As he explains, “When it comes to representing graphs, traditionally it's a two-solution world. You get something like either a sparse graph (adjacency list) or a dense graph (adjacency matrix). But there has been so much interesting work in structural and algorithmic graph theory that can tell us so much more about how a graph is connected. Is it more tree-like with some dense regions or is it basically a grid?”

Drescher’s research has focused on theory in recent years, but he has also worked in industry, where he was fascinated by GPUs.
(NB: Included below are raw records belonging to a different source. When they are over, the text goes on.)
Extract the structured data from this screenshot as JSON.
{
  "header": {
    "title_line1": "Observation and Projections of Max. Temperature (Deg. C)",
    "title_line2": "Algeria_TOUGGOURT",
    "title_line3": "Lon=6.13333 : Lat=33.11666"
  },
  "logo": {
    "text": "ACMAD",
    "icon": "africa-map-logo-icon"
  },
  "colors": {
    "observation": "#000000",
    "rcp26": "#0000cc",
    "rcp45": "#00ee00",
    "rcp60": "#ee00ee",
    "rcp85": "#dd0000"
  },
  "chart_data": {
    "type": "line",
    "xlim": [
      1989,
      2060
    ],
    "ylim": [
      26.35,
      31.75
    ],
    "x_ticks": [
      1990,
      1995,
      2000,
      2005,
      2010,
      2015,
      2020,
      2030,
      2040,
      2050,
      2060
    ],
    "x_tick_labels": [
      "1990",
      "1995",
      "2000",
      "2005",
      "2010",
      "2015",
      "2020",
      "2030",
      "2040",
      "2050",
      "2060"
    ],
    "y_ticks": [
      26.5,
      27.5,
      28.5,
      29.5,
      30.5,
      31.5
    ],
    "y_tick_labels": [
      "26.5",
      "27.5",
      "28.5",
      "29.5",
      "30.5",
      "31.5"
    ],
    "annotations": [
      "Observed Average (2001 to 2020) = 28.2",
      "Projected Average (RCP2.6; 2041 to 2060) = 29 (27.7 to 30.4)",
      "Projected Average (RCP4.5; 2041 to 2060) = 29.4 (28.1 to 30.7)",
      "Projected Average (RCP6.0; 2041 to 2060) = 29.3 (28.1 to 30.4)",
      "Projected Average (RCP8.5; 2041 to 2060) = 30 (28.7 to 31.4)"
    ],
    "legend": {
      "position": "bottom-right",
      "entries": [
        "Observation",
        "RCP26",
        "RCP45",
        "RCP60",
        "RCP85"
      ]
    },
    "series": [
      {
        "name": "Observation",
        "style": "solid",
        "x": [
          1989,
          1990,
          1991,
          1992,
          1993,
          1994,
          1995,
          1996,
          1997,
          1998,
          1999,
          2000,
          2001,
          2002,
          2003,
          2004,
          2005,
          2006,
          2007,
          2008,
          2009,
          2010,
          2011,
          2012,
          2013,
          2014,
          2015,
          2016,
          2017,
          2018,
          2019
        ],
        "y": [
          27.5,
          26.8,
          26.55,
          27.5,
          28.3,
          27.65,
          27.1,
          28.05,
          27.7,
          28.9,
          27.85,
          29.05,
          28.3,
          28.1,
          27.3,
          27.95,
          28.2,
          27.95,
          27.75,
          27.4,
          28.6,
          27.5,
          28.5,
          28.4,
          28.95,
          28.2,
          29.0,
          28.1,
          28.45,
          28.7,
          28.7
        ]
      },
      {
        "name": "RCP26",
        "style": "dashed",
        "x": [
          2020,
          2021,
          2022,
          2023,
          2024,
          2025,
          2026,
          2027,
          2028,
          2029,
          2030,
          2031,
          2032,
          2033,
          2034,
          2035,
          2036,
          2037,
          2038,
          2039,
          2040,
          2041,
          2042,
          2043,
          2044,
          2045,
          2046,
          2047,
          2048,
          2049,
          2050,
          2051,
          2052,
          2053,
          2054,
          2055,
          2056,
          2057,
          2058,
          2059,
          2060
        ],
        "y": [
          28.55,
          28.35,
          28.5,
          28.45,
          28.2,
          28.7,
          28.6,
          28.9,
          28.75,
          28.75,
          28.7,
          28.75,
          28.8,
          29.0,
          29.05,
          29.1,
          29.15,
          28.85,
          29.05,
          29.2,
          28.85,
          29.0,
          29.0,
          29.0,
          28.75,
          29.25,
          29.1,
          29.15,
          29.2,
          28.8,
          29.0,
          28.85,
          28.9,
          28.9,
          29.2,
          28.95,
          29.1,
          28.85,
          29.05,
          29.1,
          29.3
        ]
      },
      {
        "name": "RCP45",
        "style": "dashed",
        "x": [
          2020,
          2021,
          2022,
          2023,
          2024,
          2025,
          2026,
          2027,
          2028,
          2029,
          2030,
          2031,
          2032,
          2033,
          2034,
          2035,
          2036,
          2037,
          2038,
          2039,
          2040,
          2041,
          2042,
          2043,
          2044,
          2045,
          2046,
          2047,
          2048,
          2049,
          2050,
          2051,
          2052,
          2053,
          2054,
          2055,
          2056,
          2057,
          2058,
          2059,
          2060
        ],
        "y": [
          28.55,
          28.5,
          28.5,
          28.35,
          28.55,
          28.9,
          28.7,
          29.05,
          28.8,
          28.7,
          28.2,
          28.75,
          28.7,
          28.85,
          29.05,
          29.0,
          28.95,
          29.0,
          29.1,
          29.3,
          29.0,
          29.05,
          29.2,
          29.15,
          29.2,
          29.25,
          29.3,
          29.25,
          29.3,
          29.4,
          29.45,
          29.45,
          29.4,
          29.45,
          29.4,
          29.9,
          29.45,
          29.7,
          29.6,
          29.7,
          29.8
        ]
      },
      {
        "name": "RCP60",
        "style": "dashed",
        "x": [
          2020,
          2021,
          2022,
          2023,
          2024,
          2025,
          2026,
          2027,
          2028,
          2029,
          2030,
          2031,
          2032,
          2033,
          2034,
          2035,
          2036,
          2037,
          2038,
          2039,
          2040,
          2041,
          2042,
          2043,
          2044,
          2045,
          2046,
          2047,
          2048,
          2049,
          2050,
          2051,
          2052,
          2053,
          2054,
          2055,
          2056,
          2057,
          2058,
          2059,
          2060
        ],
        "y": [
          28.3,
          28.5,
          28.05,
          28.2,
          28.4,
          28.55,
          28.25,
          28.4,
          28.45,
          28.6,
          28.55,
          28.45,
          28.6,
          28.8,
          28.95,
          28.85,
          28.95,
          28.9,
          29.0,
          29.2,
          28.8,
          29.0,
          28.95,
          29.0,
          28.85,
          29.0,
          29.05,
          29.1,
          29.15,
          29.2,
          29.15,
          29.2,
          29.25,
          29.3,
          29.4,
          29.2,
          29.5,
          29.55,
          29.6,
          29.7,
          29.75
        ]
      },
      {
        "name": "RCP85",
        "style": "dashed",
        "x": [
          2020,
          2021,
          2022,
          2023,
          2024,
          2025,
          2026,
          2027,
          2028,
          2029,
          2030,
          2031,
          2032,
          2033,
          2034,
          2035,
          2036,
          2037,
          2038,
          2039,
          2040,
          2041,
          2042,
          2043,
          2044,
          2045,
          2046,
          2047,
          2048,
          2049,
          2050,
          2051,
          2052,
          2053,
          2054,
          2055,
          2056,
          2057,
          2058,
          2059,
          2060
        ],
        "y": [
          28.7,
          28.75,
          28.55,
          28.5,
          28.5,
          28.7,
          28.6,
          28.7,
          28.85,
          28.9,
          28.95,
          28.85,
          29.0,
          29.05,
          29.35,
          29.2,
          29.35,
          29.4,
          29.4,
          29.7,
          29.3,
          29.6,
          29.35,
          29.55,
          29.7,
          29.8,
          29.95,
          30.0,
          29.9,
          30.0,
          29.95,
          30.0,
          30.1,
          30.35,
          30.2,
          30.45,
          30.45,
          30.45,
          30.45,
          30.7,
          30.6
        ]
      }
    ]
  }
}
He is excited to have the chance to merge these two worlds.

Both Drescher and Salehi express strong appreciation for the support they have received through UC Davis’ ECE department.

Drescher is thrilled to join the Owens research lab in January. “They have already been very welcoming, and I cannot think of a better opportunity than to be able to work on the Gunrock GPU graph project. It is widely recognized as the leading GPU graph analytics package. It is the standard for comparison in the GPU computing community, is DARPA HIVE’s principal performance reference, and is integrated into NVIDIA’s RAPIDS frame-work for data science. I couldn't be more excited.”

Salehi wishes to name many professional colleagues and mentors who have encouraged his research. “Since starting my postdoctoral research as a CIFellow at UC Davis, I have had the opportunity to collaborate with several faculty members including my mentor Dr. Houman Homayoun, as well as Dr. Avesta Sasan, Dr. Setareh Rafatirad, and Dr. Prasant Mohapatra. These collaborations have resulted in several publications in top-tier conferences as well as funded proposals and projects.”